I am learning about serializability and I am not sure that if view serializability bidirectional or unidirectional. What I am meaning that, if S is view equivalent to S’, is it always true that S’ is also view equivalent to S? I think I have a counter example to that but I am not sure if I am missing something.
Suppose we have two transactions T1, T2 and T3 where R(x) denotes a read and W(x) denotes a write operation on x:
- S: T3:R(x), T3:R(y), T2:W(x), T2:W(y), T1:R(x), T1:R(y)
- S’: T3:R(x), T3:R(y), T1:R(x), T2:W(x), T2:W(y), T1:R(y)
View equivalence has three conditions:
- If a data item is read by a transaction first, then it must be read by the same transaction first for all other schedules
- For each Write -> Read conflict on the same item, order must be preserved
- If a data item written by transaction last, then it must be written by the same transaction last for all other schedules.
Now if we check if S’ is view equivalent to S:
- T3 reads first for both the x and y in S’. Also in S.
- T2 writes last for both the x and y in S’. Also in S.
- R(y) operation in T1 appears after W(y) on T2 in S’. By rule 2 it must be preserved in S. It is in fact preserved in S.
- Since there is no other Write to Read conflict, then S is view equivalent to S’.
Now if we check the other direction, if S is view equivalent to S’:
- For conditions 1 and 3 are the same, they are satisfied.
- Write to read conflict in the previous case also present here.
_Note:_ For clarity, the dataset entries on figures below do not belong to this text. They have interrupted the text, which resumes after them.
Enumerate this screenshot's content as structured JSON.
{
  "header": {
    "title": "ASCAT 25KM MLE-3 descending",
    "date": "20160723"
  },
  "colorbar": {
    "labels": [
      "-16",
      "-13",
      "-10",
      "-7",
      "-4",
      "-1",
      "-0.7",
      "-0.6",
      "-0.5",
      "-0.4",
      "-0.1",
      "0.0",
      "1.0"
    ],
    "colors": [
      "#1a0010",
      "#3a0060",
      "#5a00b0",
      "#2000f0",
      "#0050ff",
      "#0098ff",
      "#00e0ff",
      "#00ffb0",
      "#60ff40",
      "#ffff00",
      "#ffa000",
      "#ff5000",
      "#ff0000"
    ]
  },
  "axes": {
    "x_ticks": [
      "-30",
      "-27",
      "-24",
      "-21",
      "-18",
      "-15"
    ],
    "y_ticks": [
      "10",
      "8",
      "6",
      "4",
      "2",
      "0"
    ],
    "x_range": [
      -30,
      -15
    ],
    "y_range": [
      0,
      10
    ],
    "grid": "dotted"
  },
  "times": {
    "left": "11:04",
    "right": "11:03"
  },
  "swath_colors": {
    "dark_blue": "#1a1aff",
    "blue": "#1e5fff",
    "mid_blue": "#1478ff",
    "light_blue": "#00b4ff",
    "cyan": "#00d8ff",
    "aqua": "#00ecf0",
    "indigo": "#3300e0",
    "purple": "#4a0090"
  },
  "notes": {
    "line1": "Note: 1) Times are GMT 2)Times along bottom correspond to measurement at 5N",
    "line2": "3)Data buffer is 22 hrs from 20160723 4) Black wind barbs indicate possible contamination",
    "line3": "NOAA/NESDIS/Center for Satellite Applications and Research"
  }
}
But also there is another write to read conflict on x because in S T2 operates before T1. But in S’ read on x appears before T2. So the order is different between S and S’. Therefore S is not view equivalent to S’.
If what I am doing is correct, then view equivalence is not bidirectional. But I am not sure if I did no mistakes. Does my example correctly shows that property?